In the analyst’s analysis, the TD Sequential indicator presents a sell signal on both the daily, three-day, and Chainlink weekly charts. While LINK is not currently in the danger zone, Martinez believes a retracement to $12.5 cannot be ruled out. He went on to further note that should Chainlink bulls fail to secure this level, they can drag the price down toward the $10.5 support zone.
It is worth noting that Chainlink has not retested the $10.5 level since Oct. 24, and chances are bulls will defend the current level.

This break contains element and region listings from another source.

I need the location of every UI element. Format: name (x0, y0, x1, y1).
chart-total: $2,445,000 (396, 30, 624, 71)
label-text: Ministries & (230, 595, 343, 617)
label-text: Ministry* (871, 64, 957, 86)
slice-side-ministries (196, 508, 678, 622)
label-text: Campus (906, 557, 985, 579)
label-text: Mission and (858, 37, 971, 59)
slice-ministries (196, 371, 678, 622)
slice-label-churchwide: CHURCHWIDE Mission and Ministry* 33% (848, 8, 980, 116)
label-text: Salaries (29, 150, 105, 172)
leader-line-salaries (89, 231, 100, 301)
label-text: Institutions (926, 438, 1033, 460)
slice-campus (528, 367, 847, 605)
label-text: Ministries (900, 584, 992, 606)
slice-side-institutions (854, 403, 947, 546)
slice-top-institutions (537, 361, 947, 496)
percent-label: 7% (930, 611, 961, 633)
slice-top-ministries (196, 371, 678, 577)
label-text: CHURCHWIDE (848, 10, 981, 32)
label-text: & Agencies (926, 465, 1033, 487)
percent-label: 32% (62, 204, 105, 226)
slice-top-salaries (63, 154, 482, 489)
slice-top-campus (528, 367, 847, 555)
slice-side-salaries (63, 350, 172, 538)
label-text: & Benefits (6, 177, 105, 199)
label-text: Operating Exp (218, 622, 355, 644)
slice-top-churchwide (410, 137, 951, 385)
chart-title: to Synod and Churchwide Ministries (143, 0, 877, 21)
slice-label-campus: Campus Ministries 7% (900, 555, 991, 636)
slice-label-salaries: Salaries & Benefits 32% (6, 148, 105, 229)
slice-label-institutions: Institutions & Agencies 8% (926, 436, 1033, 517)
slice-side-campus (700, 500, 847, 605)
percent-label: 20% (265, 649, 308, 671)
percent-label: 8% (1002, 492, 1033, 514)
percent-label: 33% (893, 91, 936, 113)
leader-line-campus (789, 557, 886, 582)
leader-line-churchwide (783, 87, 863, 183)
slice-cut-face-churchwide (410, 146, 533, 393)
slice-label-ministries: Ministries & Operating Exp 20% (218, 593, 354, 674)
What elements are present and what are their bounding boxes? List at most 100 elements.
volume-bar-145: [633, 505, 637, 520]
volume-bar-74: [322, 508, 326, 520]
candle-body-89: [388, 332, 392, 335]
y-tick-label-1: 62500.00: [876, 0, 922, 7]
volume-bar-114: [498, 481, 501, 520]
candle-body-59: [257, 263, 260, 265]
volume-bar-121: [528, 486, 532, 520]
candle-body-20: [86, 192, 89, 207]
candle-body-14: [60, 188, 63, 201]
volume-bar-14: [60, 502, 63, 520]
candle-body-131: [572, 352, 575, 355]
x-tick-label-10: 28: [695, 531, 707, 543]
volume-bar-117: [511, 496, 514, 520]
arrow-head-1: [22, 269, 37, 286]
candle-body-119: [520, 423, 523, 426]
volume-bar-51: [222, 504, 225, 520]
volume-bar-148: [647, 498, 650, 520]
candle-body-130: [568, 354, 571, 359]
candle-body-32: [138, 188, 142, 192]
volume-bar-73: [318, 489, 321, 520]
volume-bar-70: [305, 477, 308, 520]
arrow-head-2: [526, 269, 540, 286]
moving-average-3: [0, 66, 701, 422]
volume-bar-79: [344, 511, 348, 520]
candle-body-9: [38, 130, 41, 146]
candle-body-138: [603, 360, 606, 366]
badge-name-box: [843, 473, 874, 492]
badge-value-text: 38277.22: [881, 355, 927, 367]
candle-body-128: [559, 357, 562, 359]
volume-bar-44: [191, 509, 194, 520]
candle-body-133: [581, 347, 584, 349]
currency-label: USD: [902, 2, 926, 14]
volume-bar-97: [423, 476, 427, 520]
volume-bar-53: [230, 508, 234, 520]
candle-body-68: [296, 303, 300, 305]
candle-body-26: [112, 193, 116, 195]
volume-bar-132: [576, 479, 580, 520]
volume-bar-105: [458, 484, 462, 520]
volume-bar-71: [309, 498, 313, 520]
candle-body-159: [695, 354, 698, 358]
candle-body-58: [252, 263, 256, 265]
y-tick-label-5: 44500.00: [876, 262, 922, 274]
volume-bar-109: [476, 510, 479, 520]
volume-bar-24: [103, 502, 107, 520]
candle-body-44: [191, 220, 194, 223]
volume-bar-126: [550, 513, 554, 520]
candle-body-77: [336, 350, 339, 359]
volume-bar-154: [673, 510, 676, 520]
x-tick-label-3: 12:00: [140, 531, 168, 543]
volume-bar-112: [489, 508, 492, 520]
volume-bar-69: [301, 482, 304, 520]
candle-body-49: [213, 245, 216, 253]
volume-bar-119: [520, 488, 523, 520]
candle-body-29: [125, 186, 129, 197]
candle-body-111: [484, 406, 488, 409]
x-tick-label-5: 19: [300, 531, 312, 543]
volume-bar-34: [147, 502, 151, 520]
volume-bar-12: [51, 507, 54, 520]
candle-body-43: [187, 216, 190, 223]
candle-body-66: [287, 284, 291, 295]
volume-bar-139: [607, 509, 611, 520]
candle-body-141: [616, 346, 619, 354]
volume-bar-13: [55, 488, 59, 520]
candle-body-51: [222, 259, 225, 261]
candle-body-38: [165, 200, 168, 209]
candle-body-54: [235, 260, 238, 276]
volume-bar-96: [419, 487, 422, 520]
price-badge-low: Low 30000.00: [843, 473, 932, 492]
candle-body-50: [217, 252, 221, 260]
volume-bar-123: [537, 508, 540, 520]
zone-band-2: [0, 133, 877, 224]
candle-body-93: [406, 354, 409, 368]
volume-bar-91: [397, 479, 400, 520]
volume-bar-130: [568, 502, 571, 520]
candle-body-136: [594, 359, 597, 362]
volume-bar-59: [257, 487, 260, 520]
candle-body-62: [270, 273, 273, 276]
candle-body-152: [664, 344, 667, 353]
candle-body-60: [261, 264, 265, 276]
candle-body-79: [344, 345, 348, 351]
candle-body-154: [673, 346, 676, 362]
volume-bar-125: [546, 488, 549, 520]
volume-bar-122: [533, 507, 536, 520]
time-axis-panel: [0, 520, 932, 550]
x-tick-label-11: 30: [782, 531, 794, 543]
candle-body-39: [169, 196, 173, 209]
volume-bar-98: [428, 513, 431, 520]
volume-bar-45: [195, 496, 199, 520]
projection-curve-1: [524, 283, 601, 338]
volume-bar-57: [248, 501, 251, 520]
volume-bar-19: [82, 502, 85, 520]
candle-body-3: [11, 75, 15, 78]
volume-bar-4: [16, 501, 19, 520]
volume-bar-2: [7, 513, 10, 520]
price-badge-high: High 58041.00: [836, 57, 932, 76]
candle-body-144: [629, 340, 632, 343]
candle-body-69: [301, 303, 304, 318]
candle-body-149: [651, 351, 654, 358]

Banking on Chainlink staking advantage
For Chainlink, its on-chain metrics are not much of a focus for a community that wants a highly functional Oracle protocol.
To push this sentiment in the right direction, many LINK proponents are bound to start banking on what the Chainlink Staking v0.2 upgrade will usher in for the ecosystem shortly. With a phased rollout set to commence this month, Chainlink Staking v0.2 will present a more sustainable and inclusive channel for LINK holders to help secure the network and get a better reward for it.
Chainlink also has many other crucial innovations like the Cross-Chain Interoperability Protocol (CCIP), a tool now being integrated by the likes of Arbitrum. With these solutions, Chainlink has what it takes to sustain its growth and chart a quick rebound from its current level.